Créé en 2008 le forum international de la cybersécurité (FIC) est un événement de référence en matière de Cybersécurité. Le FIC s’inscrit dans une démarche de réflexions et d’échanges visant à promouvoir une vision européenne de la cybersécurité. En effet, le monde est entré dans l’ère de l’hyper connexion où les individus et les machines sont connectés en permanence. On estime d’ailleurs que d’ici quelques années les objets connectés seront 3 fois plus importants que la population mondiale. 

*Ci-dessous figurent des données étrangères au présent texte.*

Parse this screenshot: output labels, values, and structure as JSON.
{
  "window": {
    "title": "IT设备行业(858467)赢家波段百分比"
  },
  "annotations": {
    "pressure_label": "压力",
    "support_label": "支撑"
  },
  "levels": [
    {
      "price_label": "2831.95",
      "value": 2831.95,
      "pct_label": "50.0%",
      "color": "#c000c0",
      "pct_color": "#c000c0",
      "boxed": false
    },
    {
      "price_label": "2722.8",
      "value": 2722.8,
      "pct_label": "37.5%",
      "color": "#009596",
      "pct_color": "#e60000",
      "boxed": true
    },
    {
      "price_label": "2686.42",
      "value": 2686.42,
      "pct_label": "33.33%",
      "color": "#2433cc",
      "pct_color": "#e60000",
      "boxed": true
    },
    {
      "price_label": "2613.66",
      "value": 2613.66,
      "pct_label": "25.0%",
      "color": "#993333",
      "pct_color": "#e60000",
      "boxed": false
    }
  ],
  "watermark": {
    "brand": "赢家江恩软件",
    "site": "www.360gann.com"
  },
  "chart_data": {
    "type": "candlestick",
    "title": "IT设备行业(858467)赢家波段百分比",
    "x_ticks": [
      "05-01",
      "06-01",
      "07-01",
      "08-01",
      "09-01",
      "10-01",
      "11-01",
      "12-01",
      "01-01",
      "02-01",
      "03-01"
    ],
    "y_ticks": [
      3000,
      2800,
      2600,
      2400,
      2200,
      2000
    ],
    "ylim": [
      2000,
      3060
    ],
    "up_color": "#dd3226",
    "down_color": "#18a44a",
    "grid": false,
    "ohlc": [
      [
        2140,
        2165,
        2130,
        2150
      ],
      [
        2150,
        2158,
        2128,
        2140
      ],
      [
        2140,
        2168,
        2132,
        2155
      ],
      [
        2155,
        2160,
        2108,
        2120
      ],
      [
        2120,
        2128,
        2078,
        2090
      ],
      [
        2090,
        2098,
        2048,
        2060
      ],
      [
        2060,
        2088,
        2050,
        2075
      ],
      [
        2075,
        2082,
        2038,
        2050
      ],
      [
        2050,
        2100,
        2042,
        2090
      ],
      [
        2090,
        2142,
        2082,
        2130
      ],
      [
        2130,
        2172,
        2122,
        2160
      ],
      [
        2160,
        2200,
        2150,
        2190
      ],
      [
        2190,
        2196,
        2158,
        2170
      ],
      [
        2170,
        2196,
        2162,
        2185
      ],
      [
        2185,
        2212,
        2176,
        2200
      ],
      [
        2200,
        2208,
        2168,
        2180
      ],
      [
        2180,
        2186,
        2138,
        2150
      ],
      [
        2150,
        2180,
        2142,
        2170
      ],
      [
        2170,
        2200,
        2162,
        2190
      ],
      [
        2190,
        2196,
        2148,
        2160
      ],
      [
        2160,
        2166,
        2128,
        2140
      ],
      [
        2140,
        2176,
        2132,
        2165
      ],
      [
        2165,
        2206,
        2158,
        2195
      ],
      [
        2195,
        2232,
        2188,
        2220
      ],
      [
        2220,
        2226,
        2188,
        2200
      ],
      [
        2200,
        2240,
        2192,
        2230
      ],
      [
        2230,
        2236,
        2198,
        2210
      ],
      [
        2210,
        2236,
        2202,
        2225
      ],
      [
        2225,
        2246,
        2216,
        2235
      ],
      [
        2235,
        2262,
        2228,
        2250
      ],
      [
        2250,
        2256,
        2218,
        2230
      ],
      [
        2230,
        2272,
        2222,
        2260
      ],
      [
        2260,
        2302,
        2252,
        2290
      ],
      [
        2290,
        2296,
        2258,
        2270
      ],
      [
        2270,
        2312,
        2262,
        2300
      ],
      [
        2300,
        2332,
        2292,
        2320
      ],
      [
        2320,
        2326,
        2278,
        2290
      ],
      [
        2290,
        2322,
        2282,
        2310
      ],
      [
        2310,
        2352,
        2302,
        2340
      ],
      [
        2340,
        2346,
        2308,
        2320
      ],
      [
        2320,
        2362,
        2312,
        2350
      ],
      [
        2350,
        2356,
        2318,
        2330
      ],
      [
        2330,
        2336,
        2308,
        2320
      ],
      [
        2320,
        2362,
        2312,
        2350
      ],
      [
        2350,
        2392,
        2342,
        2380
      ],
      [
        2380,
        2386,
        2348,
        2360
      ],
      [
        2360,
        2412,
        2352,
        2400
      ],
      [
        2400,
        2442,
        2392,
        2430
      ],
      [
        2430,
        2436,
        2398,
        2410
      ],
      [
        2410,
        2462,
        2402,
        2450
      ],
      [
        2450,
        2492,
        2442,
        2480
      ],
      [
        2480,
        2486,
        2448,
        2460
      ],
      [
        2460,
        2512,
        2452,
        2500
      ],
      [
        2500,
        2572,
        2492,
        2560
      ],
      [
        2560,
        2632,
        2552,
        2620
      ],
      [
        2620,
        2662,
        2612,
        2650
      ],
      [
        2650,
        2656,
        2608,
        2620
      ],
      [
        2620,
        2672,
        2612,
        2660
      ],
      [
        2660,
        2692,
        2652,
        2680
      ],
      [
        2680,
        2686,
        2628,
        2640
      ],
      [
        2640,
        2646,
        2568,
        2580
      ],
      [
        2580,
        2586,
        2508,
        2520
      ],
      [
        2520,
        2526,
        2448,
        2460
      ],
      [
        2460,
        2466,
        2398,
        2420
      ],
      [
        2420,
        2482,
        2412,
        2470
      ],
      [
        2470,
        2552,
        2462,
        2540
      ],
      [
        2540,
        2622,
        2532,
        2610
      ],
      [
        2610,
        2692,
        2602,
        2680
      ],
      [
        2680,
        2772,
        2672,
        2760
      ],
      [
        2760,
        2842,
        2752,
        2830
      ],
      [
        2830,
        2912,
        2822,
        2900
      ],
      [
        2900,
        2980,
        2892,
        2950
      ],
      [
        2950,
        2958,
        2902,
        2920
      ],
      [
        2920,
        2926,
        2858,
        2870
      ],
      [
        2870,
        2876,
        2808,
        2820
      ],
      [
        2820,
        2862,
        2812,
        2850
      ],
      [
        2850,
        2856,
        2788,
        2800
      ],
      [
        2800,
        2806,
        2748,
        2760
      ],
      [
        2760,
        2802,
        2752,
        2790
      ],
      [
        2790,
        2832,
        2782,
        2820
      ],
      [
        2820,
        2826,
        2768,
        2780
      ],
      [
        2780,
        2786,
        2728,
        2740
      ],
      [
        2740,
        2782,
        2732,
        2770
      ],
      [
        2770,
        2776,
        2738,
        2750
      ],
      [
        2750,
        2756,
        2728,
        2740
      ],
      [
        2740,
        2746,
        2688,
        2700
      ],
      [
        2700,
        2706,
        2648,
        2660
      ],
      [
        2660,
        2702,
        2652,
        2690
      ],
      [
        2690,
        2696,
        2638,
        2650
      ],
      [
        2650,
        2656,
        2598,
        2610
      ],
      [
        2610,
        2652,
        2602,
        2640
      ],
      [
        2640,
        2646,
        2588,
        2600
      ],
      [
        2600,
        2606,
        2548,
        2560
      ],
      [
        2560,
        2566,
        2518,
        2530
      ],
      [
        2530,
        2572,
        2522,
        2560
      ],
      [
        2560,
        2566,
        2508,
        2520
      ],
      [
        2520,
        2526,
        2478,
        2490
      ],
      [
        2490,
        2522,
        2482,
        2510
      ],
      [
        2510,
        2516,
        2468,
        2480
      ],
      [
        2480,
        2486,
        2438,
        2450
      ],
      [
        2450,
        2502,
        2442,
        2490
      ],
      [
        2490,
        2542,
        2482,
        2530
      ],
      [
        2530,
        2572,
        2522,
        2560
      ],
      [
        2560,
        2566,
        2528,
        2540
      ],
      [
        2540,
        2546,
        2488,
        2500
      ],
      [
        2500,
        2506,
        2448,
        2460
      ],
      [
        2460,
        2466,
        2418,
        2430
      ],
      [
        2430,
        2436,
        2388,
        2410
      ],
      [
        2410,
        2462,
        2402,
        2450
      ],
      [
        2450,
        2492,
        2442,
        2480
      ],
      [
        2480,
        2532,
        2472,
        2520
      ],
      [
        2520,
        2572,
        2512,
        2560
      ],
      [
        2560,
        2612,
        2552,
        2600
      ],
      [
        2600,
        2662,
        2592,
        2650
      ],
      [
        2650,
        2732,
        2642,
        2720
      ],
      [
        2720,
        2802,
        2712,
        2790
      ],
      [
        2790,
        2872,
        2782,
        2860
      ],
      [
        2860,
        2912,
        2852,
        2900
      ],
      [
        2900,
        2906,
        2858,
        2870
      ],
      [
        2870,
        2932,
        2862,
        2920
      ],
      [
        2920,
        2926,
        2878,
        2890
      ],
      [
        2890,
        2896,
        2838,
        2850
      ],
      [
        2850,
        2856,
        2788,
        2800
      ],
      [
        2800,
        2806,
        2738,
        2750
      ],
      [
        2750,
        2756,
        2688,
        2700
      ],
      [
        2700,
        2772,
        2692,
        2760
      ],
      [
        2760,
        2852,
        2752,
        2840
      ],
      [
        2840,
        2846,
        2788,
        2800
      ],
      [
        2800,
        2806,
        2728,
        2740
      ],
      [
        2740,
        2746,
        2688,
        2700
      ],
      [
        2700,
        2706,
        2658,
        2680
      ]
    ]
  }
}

Le terme cybersécurité désigne l’ensemble des lois, politiques, outils, dispositifs, concepts et mécanismes de sécurité, méthodes de gestion des risques, actions, formations, bonnes pratiques et technologies qui peuvent être utilisés pour protéger les personnes et les actifs informatiques matériels et immatériels. Le FIC a pour objectif de décloisonner les enjeux de la cybersécurité en réunissant les acteurs de la transformation numérique, les spécialistes de la gestion des risques, les experts en sécurité, les architectes ainsi que les développeurs et les juristes. Ce rassemblement d’experts permet notamment d’accélérer le développement d’un marché européen de la cybersécurité, de favoriser l’innovation dans la confiance numérique et de construire une approche inclusive de la cybersécurité dans la transformation des organisations. La cybersécurité est un sujet d’actualité qui concerne aussi bien le monde industriel, que l’ensemble des citoyens. En effet, chaque jour 4000 attaques informatiques sont subies par les entreprises qui peuvent parfois détenir des données personnelles de ces utilisateurs. Hors depuis 2013, l’article 12 des Droits de l’Homme de 1848 qui aborde notamment la vie privée est transposé à Internet.

  

 

Lors du FIC 2018, le ministère de l’intérieur, chargé d’assurer l’ordre public a présenté ses moyens de lutter contre la cybercriminalité ainsi que ces innovations numériques. En effet, les forces de l’ordre dont la gendarmerie s’investissent au quotidien dans la cybersphère afin de lutter contre les menaces. Sur le terrain, des gendarmes spécifiquement formés poursuivent les auteurs d’infractions. Cependant, le numérique est également un outil indispensable pour le ministère de l’intérieur, c’est pourquoi il participe à la création d’innovations technologiques. Dans le cadre de l’innovation dans la confiance numérique, le ministère de l’intérieur a présenté un stand pôle innovation. C’est au sein de celui-ci que l’institut de recherche criminelle de la gendarmerie nationale, (IRCGN) a présenté trois nouvelles technologies :

 

     - DVISYNC, un logiciel d’identification des victimes de catastrophes qui permet de rassembler des données post et ant-morterm. On retrouve notamment les informations familiales, les prélèvements ADN, les empreintes, les informations issues de l’odontologie et de la médecine légale. L’ensemble de ces données va favoriser l’identification rapide des victimes.

 

     - GendLink, un logiciel de gestion des données techniques et administratives qui permet la traçabilité de l’ensemble des opérations techniques, d’un prélèvement ADN de la trace relevée jusqu’à l’identification de la personne. Cet outil est notamment utilisé lors de l’identification de catastrophes de masse, l’identification de suspects dans le temps de la garde à vue et l’analyse de scènes de crimes complexe. L’IRCGN l’utilise également au sein du laboratoire mobile d’analyses génétiques le Lab’ADN.

    

     - La réalité augmentée, un outil connu du grand public. Dans la gendarmerie, il est très utile afin de fixer les lieux d’une scène de crime ou d’un accident. Les résultats obtenus vont permettre la modélisation 3D de la scène ou d’objet. Par exemple, lors d’un crash aérien, le réacteur peut être modélisé en 3D afin que l’ensemble des experts puissent tourner autour de manière virtuelle grâce à des casques de réalité virtuelle. Cet outil permet donc une meilleure compréhension de la scène et une confrontation des hypothèses émises par les experts.

 

   

Ces technologies de pointe ont été présentées sous forme de démonstrations. Par exemple, pour la réalité augmentée, un crâne a été modélisé en 3D, que chaque participant pouvait visualiser avec des lunettes de réalité augmentée et déplacer dans l’espace. Ce pôle innovation a attiré un large public comme des magistrats, des entreprises privées, des généraux ainsi que le Premier ministre Edouard Philippe, le ministre de l’Intérieur Gérard Collomb et le secrétaire d’État au numérique, Mounir Mahjoubi. Le ministre de l’Intérieur Gérard Collomb a d’ailleurs particulièrement apprécié les innovations de l’IRCGN et a été surpris de découvrir la modélisation 3D.